В истории русского революционного движения до Ильича было несколько истинных якобинцев.


Комнаты Зимнего дворца после октябрьского штурма


Ближайший соратник Ленина – Бонч-Бруевич – вспоминал, с каким одобрением относился Владимир Ильич к Ткачеву. Русский якобинец Ткачев верил в успех заговора небольшой организации героев. Верил, что они, захватив власть в России – стране тысячелетнего самодержавия и покорности, смогут повести народ в социалистический рай. Правда, будет сопротивляться темная масса – наследство старого мира, так что придется уничтожать. На вопрос о том, сколько надо будет уничтожить людей во имя строительства светлого будущего, Ткачев ответил как истинный якобинец:

«Нужно думать, сколько их можно будет оставить..».


Еще один знаменитый якобинец – Нечаев, убийца студента Иванова, прототип Верховенского из «Бесов» Достоевского. Нечаева заклеймило тогда все русское революционное движение.

А как относился к нему Ильич?


Историческое решение о вооруженном восстании на заседании ЦК РСДРП(б) 23(10) октября 1917 года. Владимир Пчелин. Первая треть XX в. ГИМ


Читайте воспоминания того же Бонч-Бруевича. «Титан революции, пламенный революционер» – так называл Ленин Нечаева.


«Титан революции» Нечаев написал воистину якобинский Катехизис революционера.

«Революционер – человек обреченный. У него нет ни своих интересов, ни дел, ни чувств, ни привязанностей, ни собственности, ни даже имени. Все в нем поглощено единым исключительным интересом, единою мыслью, единою страстью – революцией… Он в глубине своего существа, не на словах только, а на деле, разорвал всякую связь с гражданским порядком, и со всем образованным миром, и со всеми законами, приличиями, общепринятыми условиями, нравственностью этого мира… Нравственно для него все, что способствует торжеству революции. Безнравственно и преступно все, что мешает ему…»

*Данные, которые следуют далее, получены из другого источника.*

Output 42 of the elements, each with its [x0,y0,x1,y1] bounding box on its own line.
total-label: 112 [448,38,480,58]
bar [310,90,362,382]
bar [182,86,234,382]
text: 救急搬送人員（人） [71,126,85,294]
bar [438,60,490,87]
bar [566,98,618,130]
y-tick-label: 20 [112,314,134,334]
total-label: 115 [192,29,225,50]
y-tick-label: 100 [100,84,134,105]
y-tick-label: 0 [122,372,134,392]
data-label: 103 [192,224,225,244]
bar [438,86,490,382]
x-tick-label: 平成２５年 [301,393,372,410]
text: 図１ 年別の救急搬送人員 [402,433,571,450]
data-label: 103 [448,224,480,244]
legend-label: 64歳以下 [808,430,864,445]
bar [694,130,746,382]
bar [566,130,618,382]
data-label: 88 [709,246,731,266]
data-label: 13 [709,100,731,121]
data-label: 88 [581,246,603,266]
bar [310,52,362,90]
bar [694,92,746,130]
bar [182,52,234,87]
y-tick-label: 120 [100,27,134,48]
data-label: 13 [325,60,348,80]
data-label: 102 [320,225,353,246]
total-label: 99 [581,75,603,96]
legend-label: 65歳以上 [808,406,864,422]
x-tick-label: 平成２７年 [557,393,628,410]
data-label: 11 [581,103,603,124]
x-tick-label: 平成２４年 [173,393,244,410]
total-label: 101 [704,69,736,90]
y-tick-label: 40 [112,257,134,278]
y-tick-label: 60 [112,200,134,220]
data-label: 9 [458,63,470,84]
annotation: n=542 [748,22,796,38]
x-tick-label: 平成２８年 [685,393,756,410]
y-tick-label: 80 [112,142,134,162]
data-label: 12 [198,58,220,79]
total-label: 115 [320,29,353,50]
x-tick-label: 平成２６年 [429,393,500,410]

Под этими словами мог подписаться и Марат!


И, наконец, Зайчневский. Он очень интересовал Ильича. Молодой Ленин много беседовал о нем с его соратниками. Зайчневский написал самую кровавую прокламацию в русском революционном движении.

«…Мы не испугаемся, если увидим, что для ниспровержения современного порядка приходится пролить втрое больше крови, чем пролито французскими якобинцами в девяностых годах восемнадцатого столетия…»


Зайчневский


«Выход из этого гнетущего, страшного положения, губящего современного человека… один – революция, революция кровавая и неумолимая, революция, которая должна изменить радикально все, без исключения, основы современного общества и погубить сторонников нынешнего порядка. Мы не страшимся этой революции, хотя знаем, что прольется река крови, что погибнут невинные жертвы, мы предвидим все это и все-таки приветствуем ее наступление. Мы готовы жертвовать лично своими головами, только пришла бы поскорее она, желанная… Скоро придет тот день, когда мы распустим великое знамя будущего, красное знамя, и с громким криком: «Да здравствует всемирная социальная и демократическая республика России!» двинемся на Зимний, чтобы истребить живущих там…»

Со смертью Зайчневского, как говорили его сподвижники, «русское якобинство умерло». Но Мицкевич, его главный последователь, добавлял: «…чтобы воскреснуть в новом виде в русском марксизме… – в большевизме».


Ленин тоже гордился своими якобинскими корнями.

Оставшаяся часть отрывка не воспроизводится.